The Mismanagement of Freedom
In the disease of addiction, mismanagement of freedom – can have it’s own perils. Freely prescribed prescription drugs, new freedoms for young adults entering college, and financial freedom for successful businessmen and women – can lead to the freedom to use, use, and potentially get addicted to – drugs and alcohol to cope with life’s stressors, corporate expectations, or school and peer pressures. When independence isn’t properly managed, we may not be able to live as freely as we desire. When freedom isn’t kept in perspective, addiction makes the choices for those with the disease – and independence can quickly become dependence.

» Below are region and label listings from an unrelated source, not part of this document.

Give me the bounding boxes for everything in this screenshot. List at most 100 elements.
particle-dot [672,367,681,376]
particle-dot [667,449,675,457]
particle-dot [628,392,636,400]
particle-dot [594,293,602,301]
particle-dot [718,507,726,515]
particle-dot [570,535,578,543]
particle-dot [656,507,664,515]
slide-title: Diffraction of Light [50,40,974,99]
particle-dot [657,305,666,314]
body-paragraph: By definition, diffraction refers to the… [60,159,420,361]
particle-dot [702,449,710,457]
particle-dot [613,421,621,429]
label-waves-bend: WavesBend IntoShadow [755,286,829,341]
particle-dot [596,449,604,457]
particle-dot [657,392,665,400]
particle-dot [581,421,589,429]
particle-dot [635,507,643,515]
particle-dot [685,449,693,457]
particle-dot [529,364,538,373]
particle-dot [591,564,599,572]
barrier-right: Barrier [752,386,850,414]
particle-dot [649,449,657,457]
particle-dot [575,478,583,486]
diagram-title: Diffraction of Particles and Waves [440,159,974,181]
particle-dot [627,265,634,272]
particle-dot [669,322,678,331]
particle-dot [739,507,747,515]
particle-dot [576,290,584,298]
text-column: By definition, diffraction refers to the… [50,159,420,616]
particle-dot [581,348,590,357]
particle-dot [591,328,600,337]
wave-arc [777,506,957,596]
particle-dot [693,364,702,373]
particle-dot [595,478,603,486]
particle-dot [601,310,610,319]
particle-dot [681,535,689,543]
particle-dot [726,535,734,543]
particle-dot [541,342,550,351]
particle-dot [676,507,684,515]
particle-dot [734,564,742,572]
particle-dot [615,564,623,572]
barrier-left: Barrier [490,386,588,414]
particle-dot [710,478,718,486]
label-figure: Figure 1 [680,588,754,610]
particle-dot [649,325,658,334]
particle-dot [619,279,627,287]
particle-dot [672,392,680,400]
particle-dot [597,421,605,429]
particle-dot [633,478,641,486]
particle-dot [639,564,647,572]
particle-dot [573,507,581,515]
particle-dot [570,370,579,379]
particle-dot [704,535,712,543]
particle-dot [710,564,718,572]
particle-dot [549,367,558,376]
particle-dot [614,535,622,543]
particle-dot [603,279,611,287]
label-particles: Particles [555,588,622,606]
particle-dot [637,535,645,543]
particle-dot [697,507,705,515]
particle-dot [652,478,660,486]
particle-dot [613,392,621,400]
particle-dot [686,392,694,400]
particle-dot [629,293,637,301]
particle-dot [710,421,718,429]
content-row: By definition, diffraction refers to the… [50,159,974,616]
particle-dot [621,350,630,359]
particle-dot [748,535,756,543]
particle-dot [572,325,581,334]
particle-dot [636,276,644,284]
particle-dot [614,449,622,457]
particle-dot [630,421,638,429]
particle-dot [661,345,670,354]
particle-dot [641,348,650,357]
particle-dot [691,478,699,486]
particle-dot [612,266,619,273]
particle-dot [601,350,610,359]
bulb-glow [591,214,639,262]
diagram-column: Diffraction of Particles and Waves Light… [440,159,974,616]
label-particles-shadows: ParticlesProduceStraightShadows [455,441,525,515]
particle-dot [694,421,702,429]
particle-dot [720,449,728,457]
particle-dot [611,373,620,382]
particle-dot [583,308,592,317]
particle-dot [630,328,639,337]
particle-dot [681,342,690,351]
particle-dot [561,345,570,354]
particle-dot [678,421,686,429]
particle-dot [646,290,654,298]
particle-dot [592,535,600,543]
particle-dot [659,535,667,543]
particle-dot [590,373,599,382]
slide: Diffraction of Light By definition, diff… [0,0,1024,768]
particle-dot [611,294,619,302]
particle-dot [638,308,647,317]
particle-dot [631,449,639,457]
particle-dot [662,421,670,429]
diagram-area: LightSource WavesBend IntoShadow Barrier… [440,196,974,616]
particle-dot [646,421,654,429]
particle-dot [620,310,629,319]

When a Loved One Struggles with Dependence – and Independence
Watching a loved one struggle with addiction and struggle with managing their independence in how they live their life can be extremely painful. You may feel like it’d be best if you took over – hijacked their life and made the right decisions for them: the decision to break up with her drug dealing boyfriend, to stop after one beer, to go to rehab. The truth is, you can’t make those decisions for your loved one. It is their life and it comes with their own freedoms. That being said, you can help friends, family members and loved ones in managing their independence by: 1. Not Accommodating the Dependence Addiction is a disease that affects the whole family. It can seep into the home, into the relationships, and minds of everyone involved. It’s a progressive disease that will only worsen if not treated. 2. Realizing that you have your own Independence When someone you love is hurting, sick or struggling – it’s easy to lose your independence to their needs. You leave work early to be home with them, you lay awake at night – worrying, you wait for hours for the phone to ring – or for him to return home. You sacrifice your own freedoms to make sure she’s OK. Turning your attention away from someone suffering from addiction doesn’t mean you’re selfish. Realize that you can set boundaries and take care of yourself – and live your life off the roller coaster. 3. Encouraging their Freedom of Choice Whether drugs or alcohol are involved, most people need to make decisions for themselves. A loved one is going to be much more likely to want to do something if they feel it was their choice. Encouraging a loved one to choose treatment and recovery from drugs and alcohol looks like this:
- Supporting, but not begging or bullying them into rehab
- Demonstrating empathy and concern – avoiding sympathy and criticism
- Rolling with resistance
- Taking advice from a professional treatment specialist or interventionist
When will your family celebrate true independence? Not the kind that rolls back around to dangerous choices, triggers and temptations – but the kind that’s been fought for and earned. You and your family were meant to live with life, liberty, and the pursuit of happiness – not with chains and enslavement to addiction. You can recover – and you can have a date to celebrate your freedom. Will it be July 4th?